A decisão tem poucos efeitos práticos - Baltasar Garzón foi já excluído da magistratura -, mas o antigo juiz da Audiência Nacional espanhola conseguiu ontem uma pequena vitória, ao ser absolvido no processo em que era acusado de ter excedido as suas competências quando, em 2008, tentou abrir uma investigação aos crimes da ditadura franquista.
“O Supremo Tribunal conseguiu evitar um escândalo de proporções maiores”, reagiu a Human Rights Watch, sublinhando que “a investigação a crimes de tortura e desaparecimento nunca pode ser considerada um delito”. O grupo de defesa dos direitos humanos foi uma das organizações a enviar observadores a Madrid para assistir ao mais mediático dos três processos desencadeados contra Garzón naquela instância. Também a Comissão Internacional de Juristas saudou a absolvição, mas acrescentou que é tempo de “Espanha decidir se quer ou não enfrentar o seu passado”.
O caso chegou a tribunal pela mão de duas associações próximas da extrema-direita que pediam que o antigo magistrado fosse punido com uma multa de 21 mil euros e a proibição de exercer durante 20 anos. O seu crime: ter-se declarado competente para investigar o desaparecimento de milhares de opositores ao regime de Francisco Franco (1936-1975) e autorizado escavações em 19 locais onde se suspeita existirem valas comuns, ignorando a amnistia aprovada aquando da transição para a democracia.

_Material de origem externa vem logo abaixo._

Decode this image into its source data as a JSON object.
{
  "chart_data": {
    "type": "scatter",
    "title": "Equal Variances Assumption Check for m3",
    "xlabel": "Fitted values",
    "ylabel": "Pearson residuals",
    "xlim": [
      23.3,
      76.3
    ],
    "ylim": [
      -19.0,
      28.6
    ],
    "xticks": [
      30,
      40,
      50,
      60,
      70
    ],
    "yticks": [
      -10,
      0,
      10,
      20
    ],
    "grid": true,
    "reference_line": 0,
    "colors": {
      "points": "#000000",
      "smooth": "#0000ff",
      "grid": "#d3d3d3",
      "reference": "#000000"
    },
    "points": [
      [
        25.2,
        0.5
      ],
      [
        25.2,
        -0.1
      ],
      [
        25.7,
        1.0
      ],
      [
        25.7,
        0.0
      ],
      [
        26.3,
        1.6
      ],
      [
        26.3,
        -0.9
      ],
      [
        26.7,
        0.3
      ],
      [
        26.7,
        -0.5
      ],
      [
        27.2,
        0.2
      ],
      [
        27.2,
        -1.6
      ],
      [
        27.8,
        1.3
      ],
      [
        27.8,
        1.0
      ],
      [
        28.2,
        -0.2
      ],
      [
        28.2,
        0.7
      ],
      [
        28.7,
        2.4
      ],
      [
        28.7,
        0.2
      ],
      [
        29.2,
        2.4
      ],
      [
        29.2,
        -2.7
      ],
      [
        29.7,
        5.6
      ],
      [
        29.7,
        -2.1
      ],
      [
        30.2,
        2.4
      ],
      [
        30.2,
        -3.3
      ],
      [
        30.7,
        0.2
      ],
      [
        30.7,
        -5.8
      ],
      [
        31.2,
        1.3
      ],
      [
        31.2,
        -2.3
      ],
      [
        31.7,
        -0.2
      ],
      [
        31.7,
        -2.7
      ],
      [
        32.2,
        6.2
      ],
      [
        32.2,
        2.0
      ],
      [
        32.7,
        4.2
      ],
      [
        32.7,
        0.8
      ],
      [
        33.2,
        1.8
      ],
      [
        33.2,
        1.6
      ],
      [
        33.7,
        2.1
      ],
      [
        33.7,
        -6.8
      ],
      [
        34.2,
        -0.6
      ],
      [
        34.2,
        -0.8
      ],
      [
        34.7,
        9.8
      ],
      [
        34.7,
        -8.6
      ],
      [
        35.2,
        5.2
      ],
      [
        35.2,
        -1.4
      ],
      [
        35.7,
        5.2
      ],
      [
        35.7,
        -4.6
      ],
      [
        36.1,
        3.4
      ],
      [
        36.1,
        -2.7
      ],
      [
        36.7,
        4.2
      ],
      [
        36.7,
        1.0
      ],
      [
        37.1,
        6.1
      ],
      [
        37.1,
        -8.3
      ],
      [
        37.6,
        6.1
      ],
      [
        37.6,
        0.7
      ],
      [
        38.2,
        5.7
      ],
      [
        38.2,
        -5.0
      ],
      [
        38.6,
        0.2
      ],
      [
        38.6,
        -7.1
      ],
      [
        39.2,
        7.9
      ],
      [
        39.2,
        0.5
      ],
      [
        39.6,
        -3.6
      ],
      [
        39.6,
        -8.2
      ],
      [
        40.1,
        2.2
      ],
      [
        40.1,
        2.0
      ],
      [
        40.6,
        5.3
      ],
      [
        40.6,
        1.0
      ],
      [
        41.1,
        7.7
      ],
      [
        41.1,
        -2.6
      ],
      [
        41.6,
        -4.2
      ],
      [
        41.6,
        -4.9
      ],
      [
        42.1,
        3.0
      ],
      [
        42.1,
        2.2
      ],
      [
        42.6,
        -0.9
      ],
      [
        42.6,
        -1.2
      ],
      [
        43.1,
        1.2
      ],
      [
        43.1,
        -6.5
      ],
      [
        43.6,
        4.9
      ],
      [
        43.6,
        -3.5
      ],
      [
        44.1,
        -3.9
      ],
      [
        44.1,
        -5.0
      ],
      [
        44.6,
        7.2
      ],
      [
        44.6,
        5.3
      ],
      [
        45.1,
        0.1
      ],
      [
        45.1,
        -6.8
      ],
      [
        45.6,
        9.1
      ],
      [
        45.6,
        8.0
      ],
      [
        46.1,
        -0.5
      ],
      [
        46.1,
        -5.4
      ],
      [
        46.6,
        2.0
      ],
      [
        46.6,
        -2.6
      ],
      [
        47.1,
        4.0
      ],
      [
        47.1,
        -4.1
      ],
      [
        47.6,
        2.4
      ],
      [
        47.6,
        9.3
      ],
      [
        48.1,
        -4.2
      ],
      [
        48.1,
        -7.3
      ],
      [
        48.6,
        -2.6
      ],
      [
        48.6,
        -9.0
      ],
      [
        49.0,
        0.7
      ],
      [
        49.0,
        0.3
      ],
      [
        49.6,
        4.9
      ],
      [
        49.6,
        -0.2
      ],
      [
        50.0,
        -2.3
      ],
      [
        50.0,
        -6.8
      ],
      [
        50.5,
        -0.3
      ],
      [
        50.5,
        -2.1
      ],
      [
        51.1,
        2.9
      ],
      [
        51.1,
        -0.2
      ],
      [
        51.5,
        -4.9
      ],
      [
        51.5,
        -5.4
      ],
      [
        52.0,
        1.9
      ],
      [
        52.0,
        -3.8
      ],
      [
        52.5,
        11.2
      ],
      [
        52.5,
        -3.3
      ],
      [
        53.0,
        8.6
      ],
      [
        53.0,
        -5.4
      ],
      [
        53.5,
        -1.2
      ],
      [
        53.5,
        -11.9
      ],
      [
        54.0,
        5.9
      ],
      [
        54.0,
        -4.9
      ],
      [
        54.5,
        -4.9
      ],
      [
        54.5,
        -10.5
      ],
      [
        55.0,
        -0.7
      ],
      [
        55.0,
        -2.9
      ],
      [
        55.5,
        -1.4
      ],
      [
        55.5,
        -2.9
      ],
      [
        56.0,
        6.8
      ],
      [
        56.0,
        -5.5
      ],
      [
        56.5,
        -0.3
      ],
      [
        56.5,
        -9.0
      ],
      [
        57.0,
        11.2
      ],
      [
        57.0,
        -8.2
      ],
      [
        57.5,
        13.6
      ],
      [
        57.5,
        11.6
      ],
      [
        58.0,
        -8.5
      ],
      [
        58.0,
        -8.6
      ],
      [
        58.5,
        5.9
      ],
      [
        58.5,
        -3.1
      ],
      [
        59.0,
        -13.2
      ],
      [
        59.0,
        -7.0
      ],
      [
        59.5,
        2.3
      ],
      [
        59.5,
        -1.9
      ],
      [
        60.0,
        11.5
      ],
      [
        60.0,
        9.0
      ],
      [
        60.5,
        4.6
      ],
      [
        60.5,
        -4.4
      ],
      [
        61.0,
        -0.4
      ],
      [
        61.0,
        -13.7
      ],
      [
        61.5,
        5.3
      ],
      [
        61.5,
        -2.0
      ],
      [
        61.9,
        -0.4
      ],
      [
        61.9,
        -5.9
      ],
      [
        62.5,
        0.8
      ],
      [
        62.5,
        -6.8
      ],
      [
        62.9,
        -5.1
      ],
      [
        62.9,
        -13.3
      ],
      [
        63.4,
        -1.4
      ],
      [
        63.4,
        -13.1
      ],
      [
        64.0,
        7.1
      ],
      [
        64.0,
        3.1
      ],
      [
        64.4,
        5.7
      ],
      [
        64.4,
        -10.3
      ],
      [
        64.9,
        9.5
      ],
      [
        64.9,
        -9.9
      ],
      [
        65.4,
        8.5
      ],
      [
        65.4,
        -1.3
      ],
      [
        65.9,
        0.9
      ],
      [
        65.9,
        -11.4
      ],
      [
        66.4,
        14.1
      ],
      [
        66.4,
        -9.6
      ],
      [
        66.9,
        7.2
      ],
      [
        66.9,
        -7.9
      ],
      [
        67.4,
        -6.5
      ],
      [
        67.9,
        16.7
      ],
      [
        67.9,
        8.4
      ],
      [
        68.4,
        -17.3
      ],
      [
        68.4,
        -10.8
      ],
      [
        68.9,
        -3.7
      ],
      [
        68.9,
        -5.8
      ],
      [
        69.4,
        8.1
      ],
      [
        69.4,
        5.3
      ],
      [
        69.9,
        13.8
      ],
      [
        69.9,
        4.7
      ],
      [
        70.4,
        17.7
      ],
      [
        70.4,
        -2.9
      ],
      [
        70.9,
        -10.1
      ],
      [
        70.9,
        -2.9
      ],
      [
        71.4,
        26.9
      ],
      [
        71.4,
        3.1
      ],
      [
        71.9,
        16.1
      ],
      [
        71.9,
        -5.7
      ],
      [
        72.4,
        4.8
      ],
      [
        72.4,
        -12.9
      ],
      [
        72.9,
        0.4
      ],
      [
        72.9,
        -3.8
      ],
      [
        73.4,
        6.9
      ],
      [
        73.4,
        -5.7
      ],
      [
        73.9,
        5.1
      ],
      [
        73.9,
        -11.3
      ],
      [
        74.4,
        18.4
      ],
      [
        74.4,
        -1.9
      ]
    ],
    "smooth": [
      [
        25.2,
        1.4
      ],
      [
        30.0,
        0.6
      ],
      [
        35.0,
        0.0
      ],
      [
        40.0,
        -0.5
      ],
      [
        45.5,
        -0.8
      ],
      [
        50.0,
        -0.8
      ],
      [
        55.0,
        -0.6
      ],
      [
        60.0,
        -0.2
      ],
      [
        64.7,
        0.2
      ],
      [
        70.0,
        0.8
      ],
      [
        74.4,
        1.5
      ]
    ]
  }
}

Na sentença conhecida ontem - aprovada por seis votos contra um -, o Supremo Tribunal conclui que Garzón cometeu erros quando aceitou investigar as denúncias apresentadas por 22 associações de familiares das vítimas, mas sublinha que tais falhas “não constituem delito de prevaricação”.
Um dos seus erros, alegam os juízes, foi o de tipificar os desaparecimentos como crimes contra a humanidade, um conceito criado por legislação que só seria aprovada anos mais tarde. Da mesma forma, o Supremo entendeu que os factos em causa estão abrangidos pela Lei da Amnistia, aprovada em 1977 com um “consenso total” de todos as forças representadas na Assembleia Constituinte. “Trata-se de uma lei vigente cuja eventual anulação é competência exclusiva do Parlamento”, lê-se na sentença.
Garzón, que na última audiência se dissera de “consciência tranquila” por ter tentado “punir os crimes maciços” cometidos durante a ditadura, manteve ontem o mesmo silêncio que adoptou desde que foi condenado, no início do mês, por ter ordenado escutas entre acusados e advogados no âmbito do caso Gurtel, como ficou conhecida a investigação à rede de corrupção e lavagem de dinheiro envolvendo o Partido Popular valenciano.
Pelo caso, Garzón ficou proibido de exercer durante 11 anos - uma condenação que representou o fim da carreira judicial do homem que, em 1998, se tornou mundialmente famoso ao ordenar a prisão do ex-ditador chileno Augusto Pinochet.